We got a broken car window and with all the bits they add into the glass these days it meant a wait of several weeks for the correct glass to be found and a second trip to have the bits tuned up. Now it is much better than looking through cracks!
Then in the last couple of weeks I’ve had a preaching appointment on zoom to India and Ethiopia, another at a church whose minister has just resigned and this weekend in our own church. Our church has a new man arriving in January, we having been without a Minister for a while.
The house restoration is looking good, but the place needs painting! So all I can say is please forgive my tardiness!
Some of you older ones will remember the coupons which allowed your family to buy food during and after World War II. I was still pretty young (5) when the war ended so I don’t remember all the details but if you had a slice of bread it often had fat (lard) from the cooking plus some salt and pepper; you could have butter or jam but not both on your bread; special desert was a jam tart which you were allowed to help your mother cook.
(If you note a lot of spelling mistakes it is because my dog is insisting on putting her paws on my shoulder and licking my ear!)
Back to cooking. I remember when we got a coupon allowing us to get some rice – for instance. Basically we ate a very plain meat, potatoes and vegetable diet with very occasional desert. Somehow at Christmas they seemed to go overboard with lots of lonely old people from around the district and a plethora of delicious food.
Then as a medical student I went into National Service. We weren’t allowed to join the medical corps and I was a cook. So I can tell you that maggots float to the top when meat is boiled and scooped off and there is still good meat to serve the troops – while you (the cook) opened a tin of preserved fruit for yourself. It was good training as my wife doesn’t like cooking much.
So then I went to India where the food was so spicy I wondered why they didn’t just serve up the coals.
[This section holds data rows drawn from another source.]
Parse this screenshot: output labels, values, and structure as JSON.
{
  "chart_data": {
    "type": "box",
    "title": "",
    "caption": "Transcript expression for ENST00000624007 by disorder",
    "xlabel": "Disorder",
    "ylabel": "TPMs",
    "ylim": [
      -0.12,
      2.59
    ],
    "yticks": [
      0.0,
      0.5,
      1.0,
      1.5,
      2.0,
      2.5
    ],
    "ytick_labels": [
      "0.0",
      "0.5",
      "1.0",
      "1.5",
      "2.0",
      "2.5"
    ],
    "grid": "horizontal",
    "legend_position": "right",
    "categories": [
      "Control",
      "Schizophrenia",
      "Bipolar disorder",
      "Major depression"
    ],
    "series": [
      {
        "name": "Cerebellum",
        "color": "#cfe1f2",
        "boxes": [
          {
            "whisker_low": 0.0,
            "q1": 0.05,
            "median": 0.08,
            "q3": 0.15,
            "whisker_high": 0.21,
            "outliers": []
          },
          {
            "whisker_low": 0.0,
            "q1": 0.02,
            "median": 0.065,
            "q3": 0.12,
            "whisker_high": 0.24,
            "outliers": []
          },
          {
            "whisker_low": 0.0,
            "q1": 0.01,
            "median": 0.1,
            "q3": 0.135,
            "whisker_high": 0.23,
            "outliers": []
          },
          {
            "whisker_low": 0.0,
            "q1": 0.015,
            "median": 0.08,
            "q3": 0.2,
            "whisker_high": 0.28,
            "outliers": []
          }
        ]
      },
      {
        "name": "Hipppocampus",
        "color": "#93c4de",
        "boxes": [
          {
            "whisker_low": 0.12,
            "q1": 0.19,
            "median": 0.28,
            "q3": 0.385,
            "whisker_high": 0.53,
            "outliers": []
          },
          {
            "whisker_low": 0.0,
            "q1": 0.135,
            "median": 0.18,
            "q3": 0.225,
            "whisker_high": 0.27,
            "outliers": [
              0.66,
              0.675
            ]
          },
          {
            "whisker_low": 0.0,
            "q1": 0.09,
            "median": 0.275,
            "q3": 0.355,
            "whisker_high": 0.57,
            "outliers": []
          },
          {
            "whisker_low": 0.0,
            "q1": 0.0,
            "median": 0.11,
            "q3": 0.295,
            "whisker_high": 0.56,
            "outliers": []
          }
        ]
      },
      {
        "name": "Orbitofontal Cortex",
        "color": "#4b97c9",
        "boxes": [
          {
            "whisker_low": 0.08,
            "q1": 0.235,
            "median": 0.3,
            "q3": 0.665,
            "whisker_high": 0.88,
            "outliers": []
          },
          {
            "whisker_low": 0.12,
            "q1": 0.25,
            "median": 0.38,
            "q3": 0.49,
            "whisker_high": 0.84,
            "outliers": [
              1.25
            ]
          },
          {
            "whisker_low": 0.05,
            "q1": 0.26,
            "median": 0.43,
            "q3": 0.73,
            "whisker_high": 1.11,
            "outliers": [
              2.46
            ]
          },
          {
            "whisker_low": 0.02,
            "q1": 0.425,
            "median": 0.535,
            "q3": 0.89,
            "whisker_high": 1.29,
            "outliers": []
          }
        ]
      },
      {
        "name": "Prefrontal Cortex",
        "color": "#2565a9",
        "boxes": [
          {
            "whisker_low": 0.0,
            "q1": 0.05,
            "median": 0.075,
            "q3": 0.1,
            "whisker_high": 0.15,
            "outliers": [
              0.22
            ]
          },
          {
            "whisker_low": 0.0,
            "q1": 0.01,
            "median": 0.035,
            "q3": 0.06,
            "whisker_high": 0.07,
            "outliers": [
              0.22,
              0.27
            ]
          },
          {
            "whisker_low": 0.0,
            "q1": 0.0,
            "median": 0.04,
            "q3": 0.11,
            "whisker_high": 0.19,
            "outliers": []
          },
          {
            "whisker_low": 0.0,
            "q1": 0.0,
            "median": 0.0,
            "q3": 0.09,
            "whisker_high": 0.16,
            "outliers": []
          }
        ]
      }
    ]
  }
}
I got used to it but I remember going to a wedding where the food was so spicy that hardly anyone ate much. I asked why for a wedding it was made so spicy and was told that it allowed them to invite lots of guests. I lost about 20 kilos in my 6 month stay in India.
On arriving in Ethiopia they use different spices. In India spices were hot in the mouth; in Ethiopia they were hot both ends – entering and leaving. Graciously the people who knew us toned it down for we foreigners. But it did give me a taste for more than what we had as kids.
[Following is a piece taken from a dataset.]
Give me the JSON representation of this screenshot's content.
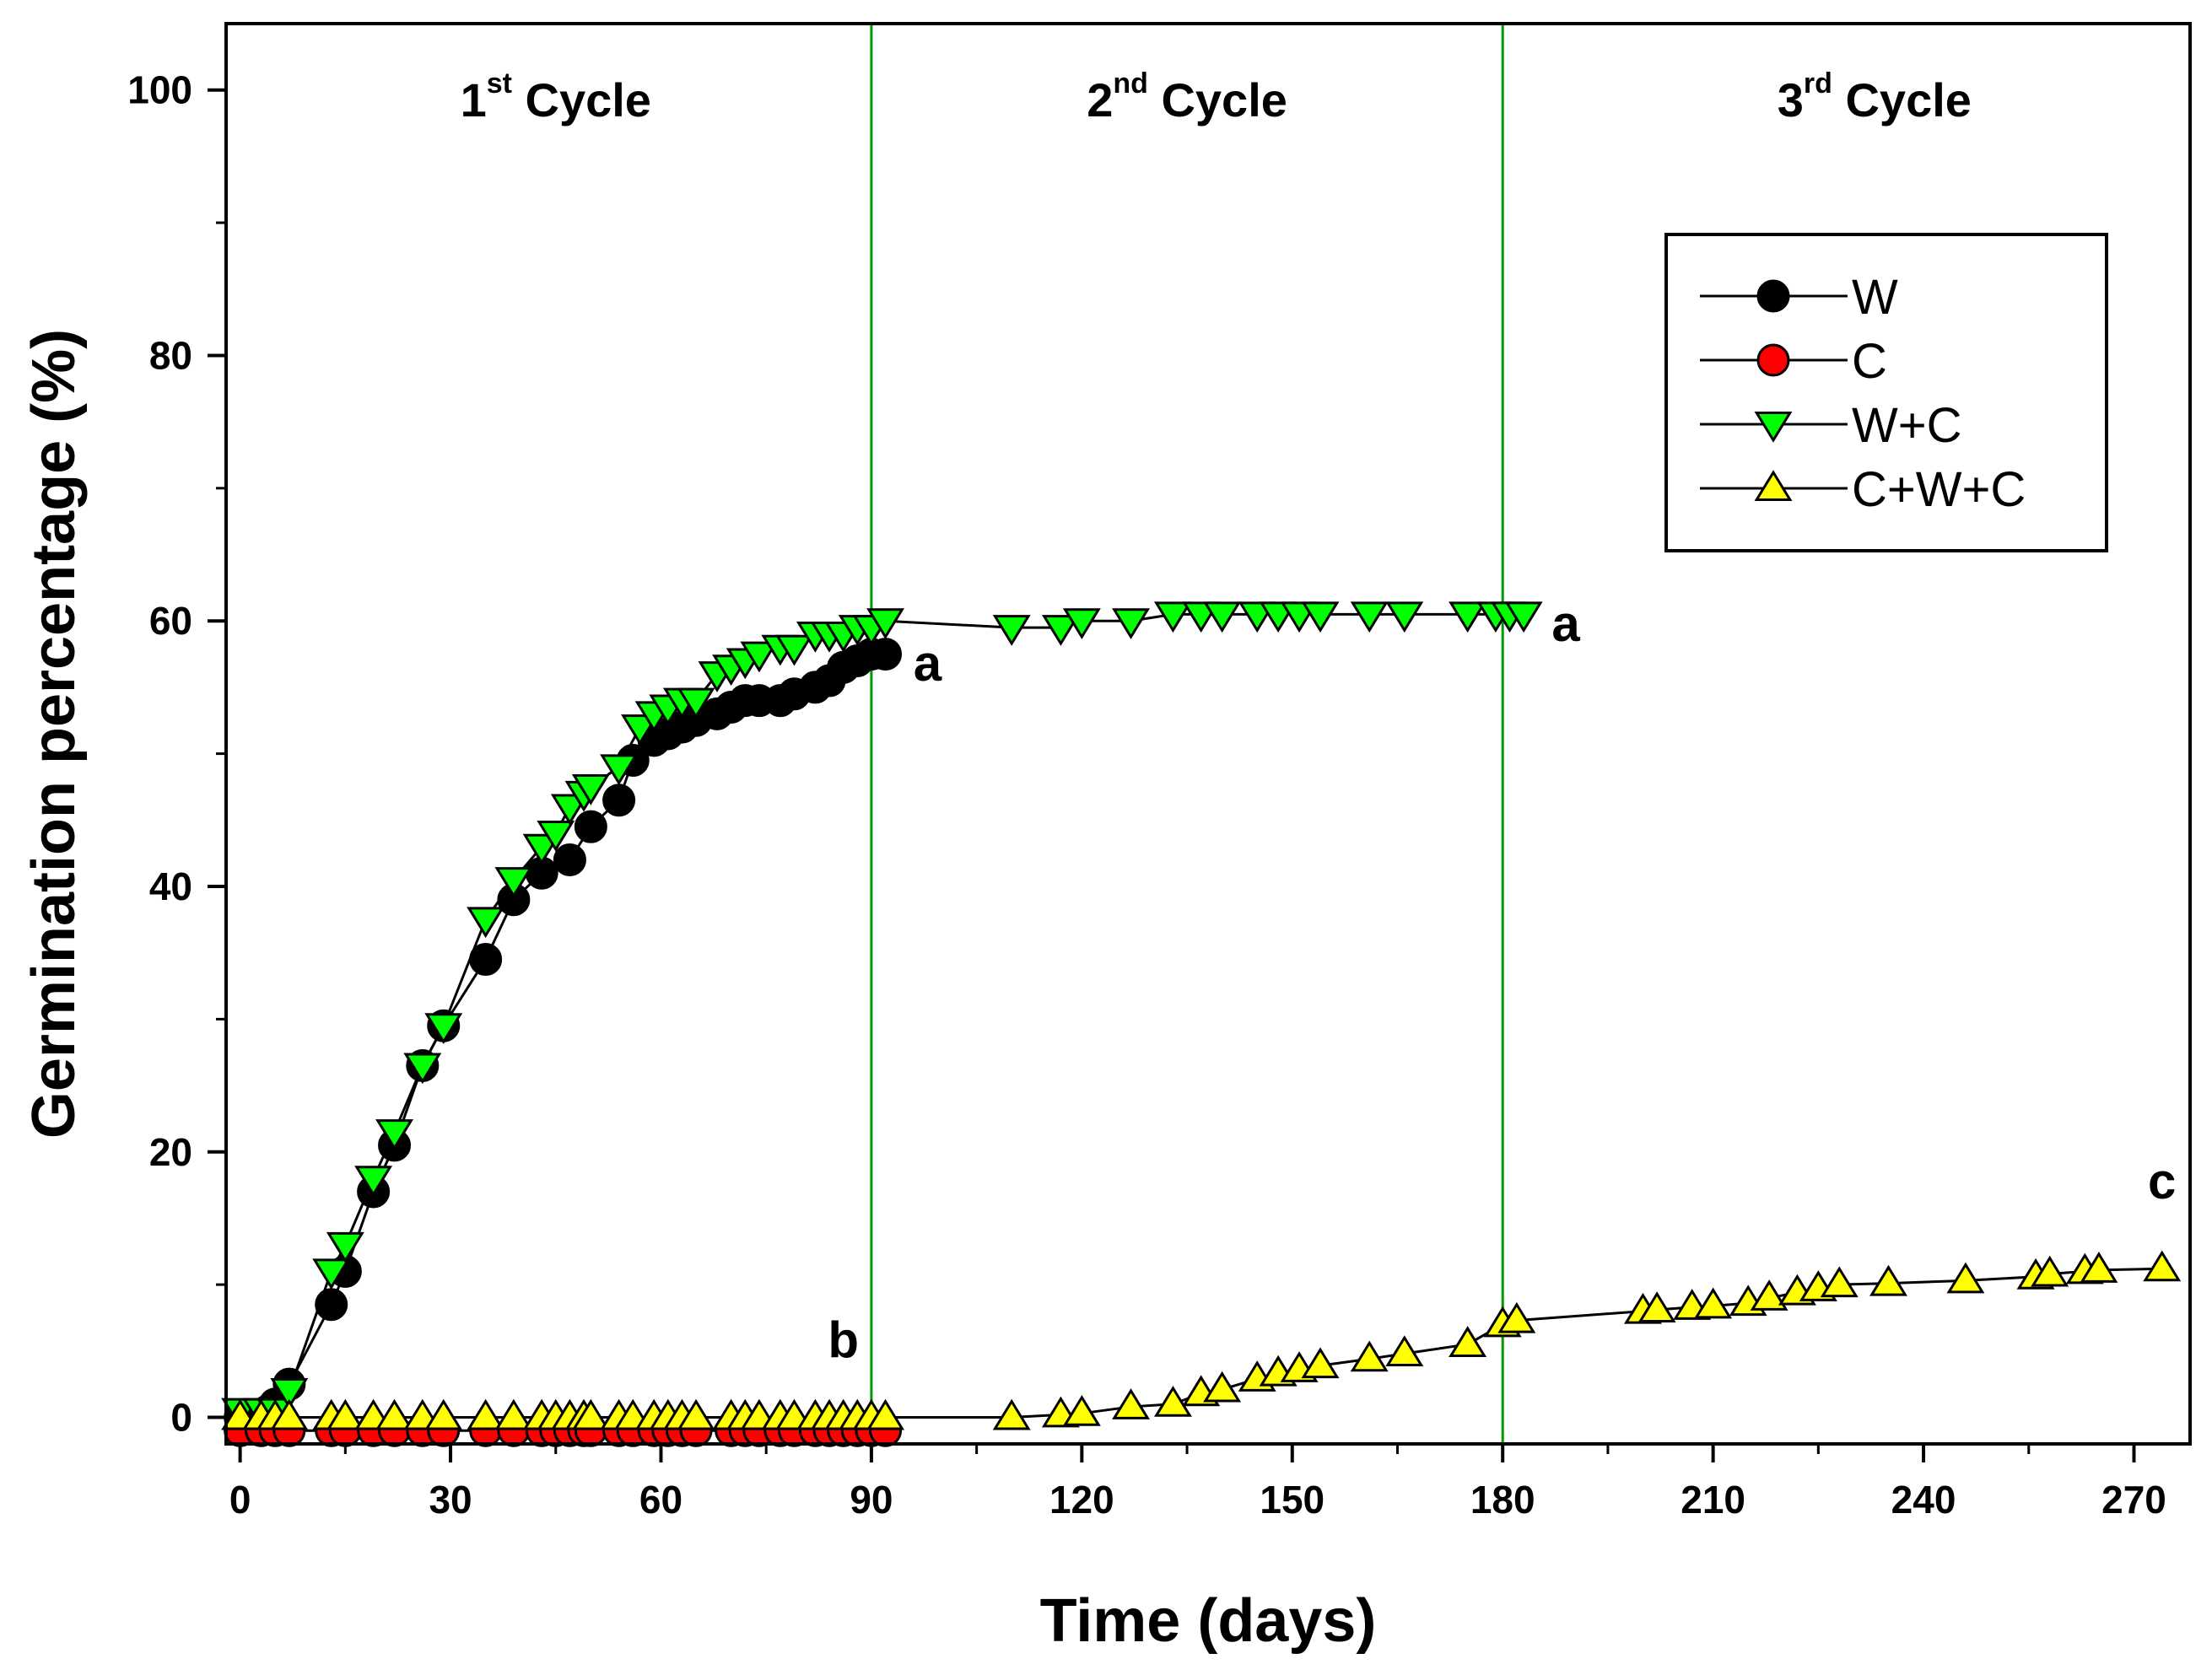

Coming up to date, I want to give you a marinade sauce recipe. I sold some land to a neighbour who still owes me money (they are very faithful in their payments) but who kill their own pigs and cattle and sheep. They send us gifts sometimes. We are very thankful for it but it really isn’t quite as tender as you buy in the shop – but as a gift much cheaper!
So I’ll share with you my mixture to make it more tender and which still reminds me of some of my Indio-Ethiopian past. I know you’re supposed to measure everything exactly but I excuse myself by saying I do it to taste. So what you’re getting is approximate.
2 tablespoons of olive oil
2 teaspoons of lemon juice
1/2 teaspoon of English mustard powder.
about 3/4 cup of tomato paste
2 overflowing tablespoons of honey or brown sugar
2-3 dessert spoons of Worcestershire sauce
2-3 dessert spoons of ABC thich sweet soy sauce
3 teaspoons of hot spicy SRIRACHA hot spicy chili sauce
salt and pepper to taste.
I mix it all up and if the meat is suitable (eg chops) marinate in the fridge for some hours. Then cook the meat in it. If I think the meat is going to be very tough I use a slow cooker and boil up my mixture separately and use it as a gravy/sauce.
None of us have died; one likes me to limit the tomato paste a bit, but they keep coming back for it!
You might like it spicier, then add some ground chilli – which I tend to do if we have Ethiopian visitors.